Some time ago an economist with whom I had an extensive exchange suggested that the best way to incentivize an energy transition would be to tax what we don't want and let the market do the rest. It was really such an elegant approach and an impractical one, I thought.
The economist's view was that if we don't want people to burn carbon-based fuels, then we should just tax those fuels heavily. What he opposed was any direct subsidies to alternatives such as wind, solar, and biomass. This would only serve to distort the economy, he said, and it is too hard to figure out the quickest path to an energy transition from the vantage point of a central government.
Indeed, one of the proposals before the U.S. Congress would be to tax carbon and rebate a substantial portion of the revenues to the taxpayers. This increasingly seems like a better idea than so-called "cap and trade" schemes which may not be able to cover all types of carbon-based energy and will likely be gamed by the same financial wizards on Wall Street that brought us the crash of 2008.
And so, I do agree with my economist acquaintance that taxation could be an elegant method for facilitating an energy transition. But is such taxation practical and even adequate? One might point to Europe where extremely high fuel taxes have been part of the reason that the average European uses one-half the amount of energy of the average American. Whether high fuel taxes could become a reality in the United States is an open question. So far no American politician has dared to propose a level of taxation comparable to Europe.
The main reason for this is that the United States still has enormous fossil fuel reserves and as a consequence a well-funded fossil fuel lobby that has a stranglehold on the U.S. Congress. Europe is now largely bereft of fossil fuels and therefore has a fossil fuel lobby without the necessary influence to prevent high energy taxes and heavy expenditures on public transportation.
And what about promoting public transportation? I asked my economist. If automobile and highway transportation had not been so heavily subsidized by the government, he explained, what we call public transportation today might have remained excellent and in private hands just as it was before automobiles supplanted rail and streetcar transportation. In addition, air travel has been heavily subsidized through airport construction and maintenance and a federally supervised air traffic control system. Take away all the subsidies, the economist suggested, and the price of air and automobile transport would rise to the point that privately maintained rail and bus transportation would likely be competitive.

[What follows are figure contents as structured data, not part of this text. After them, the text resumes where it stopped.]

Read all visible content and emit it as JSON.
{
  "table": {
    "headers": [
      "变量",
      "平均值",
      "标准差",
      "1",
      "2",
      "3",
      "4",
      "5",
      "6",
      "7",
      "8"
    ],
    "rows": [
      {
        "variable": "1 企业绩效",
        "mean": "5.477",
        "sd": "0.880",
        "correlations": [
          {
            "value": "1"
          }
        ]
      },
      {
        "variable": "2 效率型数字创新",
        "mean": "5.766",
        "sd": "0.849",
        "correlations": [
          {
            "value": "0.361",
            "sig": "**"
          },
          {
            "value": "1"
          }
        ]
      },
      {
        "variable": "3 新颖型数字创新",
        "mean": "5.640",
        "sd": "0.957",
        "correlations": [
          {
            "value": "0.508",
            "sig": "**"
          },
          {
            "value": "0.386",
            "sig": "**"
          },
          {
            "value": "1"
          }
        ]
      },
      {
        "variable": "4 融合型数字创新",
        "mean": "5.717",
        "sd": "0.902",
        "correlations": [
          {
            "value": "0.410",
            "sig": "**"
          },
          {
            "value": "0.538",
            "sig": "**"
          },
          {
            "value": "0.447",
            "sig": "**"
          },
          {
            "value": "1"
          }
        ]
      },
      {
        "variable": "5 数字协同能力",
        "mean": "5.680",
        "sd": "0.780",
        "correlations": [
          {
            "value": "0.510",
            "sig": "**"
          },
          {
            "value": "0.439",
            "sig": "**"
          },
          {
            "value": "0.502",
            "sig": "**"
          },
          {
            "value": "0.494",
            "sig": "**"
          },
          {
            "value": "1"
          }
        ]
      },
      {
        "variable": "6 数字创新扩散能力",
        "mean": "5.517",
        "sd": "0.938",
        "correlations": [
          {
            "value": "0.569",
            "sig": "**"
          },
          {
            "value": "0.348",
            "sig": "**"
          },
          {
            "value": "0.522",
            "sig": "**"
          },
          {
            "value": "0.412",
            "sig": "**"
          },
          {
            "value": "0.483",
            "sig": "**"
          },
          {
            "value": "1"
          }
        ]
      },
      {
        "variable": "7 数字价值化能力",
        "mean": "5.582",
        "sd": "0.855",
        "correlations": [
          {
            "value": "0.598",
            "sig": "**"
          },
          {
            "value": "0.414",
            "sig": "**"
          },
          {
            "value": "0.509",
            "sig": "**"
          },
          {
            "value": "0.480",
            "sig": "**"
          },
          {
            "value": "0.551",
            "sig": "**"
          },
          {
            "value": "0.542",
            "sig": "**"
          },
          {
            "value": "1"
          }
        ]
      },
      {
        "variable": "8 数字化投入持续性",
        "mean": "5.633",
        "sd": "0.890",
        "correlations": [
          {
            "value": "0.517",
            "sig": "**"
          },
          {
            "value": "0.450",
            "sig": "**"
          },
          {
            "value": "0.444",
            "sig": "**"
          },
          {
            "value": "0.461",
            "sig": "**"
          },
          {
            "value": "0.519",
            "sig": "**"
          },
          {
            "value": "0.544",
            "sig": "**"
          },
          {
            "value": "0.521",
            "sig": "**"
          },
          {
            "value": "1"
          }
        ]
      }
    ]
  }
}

Perhaps. But we cannot run that movie backwards and start over again. The subsidized infrastructure for automobiles and airplanes is already in place. And, periodic attempts to hike energy taxes in the United States to achieve various objectives including reducing the federal deficit, reducing oil imports, increasing energy efficiency, and reducing pollution have only met with failure. In 1970 President Richard Nixon briefly entertained the idea of an oil import tariff, but then dropped it. In 1980 independent presidential candidate John Anderson proposed a 50-cent per gallon tax on gasoline and finished with just 7 percent of the popular vote. President Bill Clinton tried to tax fuels based on their BTU content. But the plan was ultimately shot down in the Senate. Certainly, some energy taxes have risen such as state gasoline taxes, but only to keep pace with the need to maintain and build roads and bridges which, of course, encourage yet more fossil fuel consumption. (And even the increases in these taxes have largely failed to keep pace with the need for repairs of America's crumbling transportation infrastructure.)

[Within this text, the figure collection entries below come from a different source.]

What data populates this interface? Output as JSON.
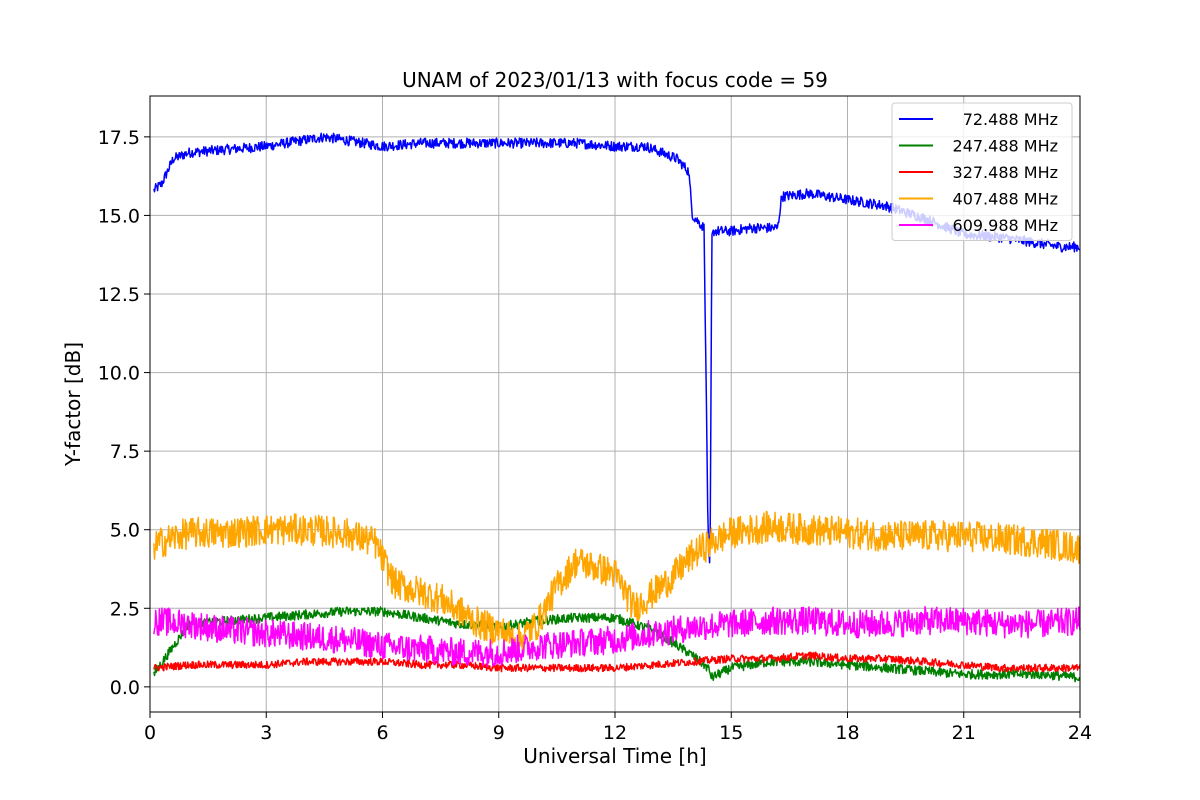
{
  "chart_data": {
    "type": "line",
    "title": "UNAM of 2023/01/13 with focus code = 59",
    "xlabel": "Universal Time [h]",
    "ylabel": "Y-factor [dB]",
    "xlim": [
      0,
      24
    ],
    "ylim": [
      -0.8,
      18.8
    ],
    "xticks": [
      0,
      3,
      6,
      9,
      12,
      15,
      18,
      21,
      24
    ],
    "xtick_labels": [
      "0",
      "3",
      "6",
      "9",
      "12",
      "15",
      "18",
      "21",
      "24"
    ],
    "yticks": [
      0.0,
      2.5,
      5.0,
      7.5,
      10.0,
      12.5,
      15.0,
      17.5
    ],
    "ytick_labels": [
      "0.0",
      "2.5",
      "5.0",
      "7.5",
      "10.0",
      "12.5",
      "15.0",
      "17.5"
    ],
    "grid": true,
    "legend_position": "top-right",
    "series": [
      {
        "name": "72.488 MHz",
        "color": "#0000ff",
        "noise": 0.16,
        "x": [
          0.1,
          0.3,
          0.6,
          1.0,
          2.0,
          3.0,
          4.0,
          4.5,
          5.0,
          6.0,
          7.0,
          8.0,
          9.0,
          10.0,
          11.0,
          12.0,
          12.8,
          13.2,
          13.6,
          13.9,
          14.0,
          14.3,
          14.4,
          14.45,
          14.5,
          14.55,
          14.6,
          15.0,
          15.5,
          16.2,
          16.3,
          17.0,
          18.0,
          19.0,
          20.0,
          21.0,
          22.0,
          23.0,
          23.5,
          24.0
        ],
        "y": [
          15.8,
          16.0,
          16.8,
          17.0,
          17.1,
          17.2,
          17.4,
          17.5,
          17.4,
          17.2,
          17.3,
          17.3,
          17.3,
          17.3,
          17.3,
          17.2,
          17.2,
          17.0,
          16.8,
          16.4,
          15.0,
          14.6,
          5.0,
          3.5,
          14.3,
          14.5,
          14.5,
          14.5,
          14.6,
          14.6,
          15.6,
          15.7,
          15.5,
          15.3,
          14.9,
          14.4,
          14.3,
          14.1,
          14.0,
          14.0
        ]
      },
      {
        "name": "247.488 MHz",
        "color": "#008000",
        "noise": 0.15,
        "x": [
          0.1,
          1.0,
          2.0,
          3.0,
          4.0,
          5.0,
          6.0,
          7.0,
          8.0,
          9.0,
          10.0,
          11.0,
          12.0,
          13.0,
          14.0,
          14.4,
          14.5,
          15.0,
          16.0,
          17.0,
          18.0,
          19.0,
          20.0,
          21.0,
          22.0,
          23.0,
          24.0
        ],
        "y": [
          0.4,
          2.0,
          2.1,
          2.2,
          2.3,
          2.4,
          2.4,
          2.2,
          2.0,
          1.9,
          2.1,
          2.2,
          2.2,
          1.8,
          1.0,
          0.6,
          0.3,
          0.6,
          0.8,
          0.8,
          0.7,
          0.6,
          0.5,
          0.4,
          0.4,
          0.4,
          0.3
        ]
      },
      {
        "name": "327.488 MHz",
        "color": "#ff0000",
        "noise": 0.12,
        "x": [
          0.1,
          1.0,
          2.0,
          3.0,
          4.0,
          5.0,
          6.0,
          7.0,
          8.0,
          9.0,
          10.0,
          11.0,
          12.0,
          13.0,
          14.0,
          15.0,
          16.0,
          17.0,
          18.0,
          19.0,
          20.0,
          21.0,
          22.0,
          23.0,
          24.0
        ],
        "y": [
          0.6,
          0.7,
          0.7,
          0.7,
          0.8,
          0.8,
          0.8,
          0.7,
          0.7,
          0.6,
          0.6,
          0.6,
          0.6,
          0.7,
          0.8,
          0.9,
          0.9,
          1.0,
          0.9,
          0.9,
          0.8,
          0.7,
          0.6,
          0.6,
          0.6
        ]
      },
      {
        "name": "407.488 MHz",
        "color": "#ffa500",
        "noise": 0.5,
        "x": [
          0.1,
          0.5,
          1.0,
          2.0,
          3.0,
          4.0,
          5.0,
          5.8,
          6.3,
          7.0,
          7.5,
          8.0,
          8.5,
          9.0,
          9.5,
          10.0,
          10.5,
          11.0,
          12.0,
          12.5,
          13.0,
          13.5,
          14.0,
          14.5,
          15.0,
          16.0,
          17.0,
          18.0,
          19.0,
          20.0,
          21.0,
          22.0,
          23.0,
          24.0
        ],
        "y": [
          4.5,
          4.7,
          4.9,
          4.9,
          5.0,
          5.0,
          4.9,
          4.6,
          3.3,
          3.0,
          2.8,
          2.4,
          2.0,
          1.8,
          1.5,
          2.0,
          3.2,
          4.0,
          3.6,
          2.5,
          3.0,
          3.5,
          4.2,
          4.6,
          4.9,
          5.1,
          5.0,
          4.9,
          4.8,
          4.8,
          4.8,
          4.7,
          4.6,
          4.4
        ]
      },
      {
        "name": "609.988 MHz",
        "color": "#ff00ff",
        "noise": 0.45,
        "x": [
          0.1,
          1.0,
          2.0,
          3.0,
          4.0,
          5.0,
          6.0,
          7.0,
          8.0,
          9.0,
          10.0,
          11.0,
          12.0,
          13.0,
          14.0,
          15.0,
          16.0,
          17.0,
          18.0,
          19.0,
          20.0,
          21.0,
          22.0,
          23.0,
          24.0
        ],
        "y": [
          2.1,
          2.0,
          1.8,
          1.7,
          1.6,
          1.5,
          1.3,
          1.2,
          1.1,
          1.1,
          1.3,
          1.4,
          1.5,
          1.7,
          1.9,
          2.0,
          2.1,
          2.1,
          2.0,
          2.0,
          2.1,
          2.1,
          2.0,
          2.0,
          2.1
        ]
      }
    ]
  }
}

The only taxes in the United States which have risen sharply are those on things which the public has long since categorized as a menace. So-called "sin" taxes have been popular with state governments attempting to balance their budgets. For example, taxes on cigarettes have risen steeply in most states.
But it is probably a vain hope that Americans will come to regard our fossil fuel addiction to be as serious as our addiction to cigarettes and decide to levy high taxes both to discourage fossil fuel use and to encourage alternatives. Taxing fossil fuels heavily and ending subsidies that encourage their use would be an elegant approach for sure. But I believe such an approach continues to be politically very difficult to implement in the United States. Therefore, we in America must work with what is currently feasible--a hodgepodge of government subsidies and tax incentives for alternatives to fossil fuels and for energy efficiency that unfortunately are subject to attacks from the fossil fuel lobby on a regular basis.